The owner of a long-established trade fair construction company told me 10 years ago that his Swiss company would not have survived without his branch in Germany. At the trade fair construction talk on 8 May 2024, there was also talk of the fact that a company that only operates in Switzerland can no longer survive on trade fair construction alone. For other Swiss stand builders, trade fair appearances abroad by their Swiss exhibitor customers, namely in Germany as a trade fair country, save their business.

At the trade fair construction talk, no one said more clearly where this is leading than Andreas Messerli, Chairman of the Board of Directors of what is now the largest trade fair construction and live communication group, the Messerli Group: “We have positioned ourselves as live communication specialists, not least to pick up trade fair budgets.” At various trade fair construction talks, it was held that trade fair construction companies can save their company thanks to other forms of events than trade fairs.

The Swiss trend from trade fair construction to live communication is also reflected in the recent Event Trend Study of the Swiss LiveCom Association Expo Event (page 127): “In the longer term, budgets will migrate from classic advertising not only to the digital sector, but also to the live sector.” The study goes on to say: “At Expo Event, the proportion of corporate events/employee events has increased sharply”. It grew by 35 percent.

Internationalisation as an opportunity

In addition to diversification in live communication, internationalisation is a way out of the shrinking Swiss market, even for traditional small and medium-sized enterprises. It seems to be increasingly becoming a way out of the declining trade fair business in Switzerland.

The Event Trend Study quotes: “The majority of Expo Event respondents had a turnover of over two million francs in 2022. Half of the turnover was realised abroad.

The Event Trend study also sees internationalisation as a solution in the search for personnel, among other things: “Expo Event members get support from abroad in the field of transport and personnel/freelance – two areas that have grown strongly” it says.

The livecom alliance’s “European Industry Survey 2025” cites that 24 percent of the turnover of internationally active companies comes from outside Europe and that such companies expect stronger growth in customer budgets than companies that operate exclusively domestically. However, the study admits that the path to internationalisation is not without obstacles. And the strong Swiss franc is an additional hurdle for entering international business.

 

Result

The decline of the Swiss trade fair industry is a national phenomenon and has nothing to do with the medium of trade fairs.
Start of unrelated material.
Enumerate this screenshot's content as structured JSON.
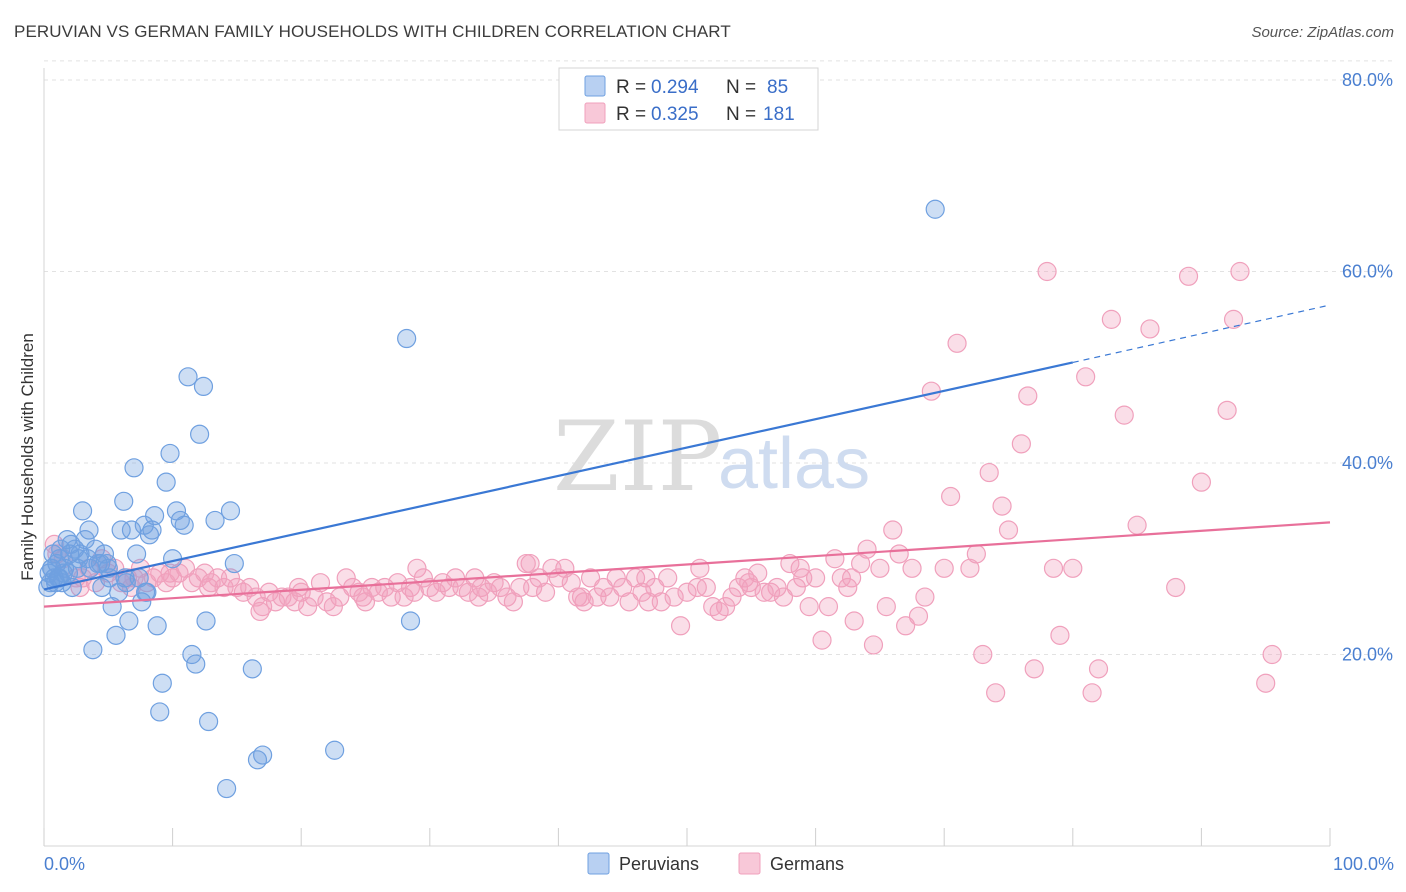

A comparison with the leading trade fair country Germany with its leading trade fairs, which after Covid are practically all based on a Record after Covid proves that.
Rather, it is specific factors in Switzerland that have led to the decline described, such as price increases and, above all, the demise of many large trade fairs.
But this in turn has to do with the smallness of the national economy compared to other countries.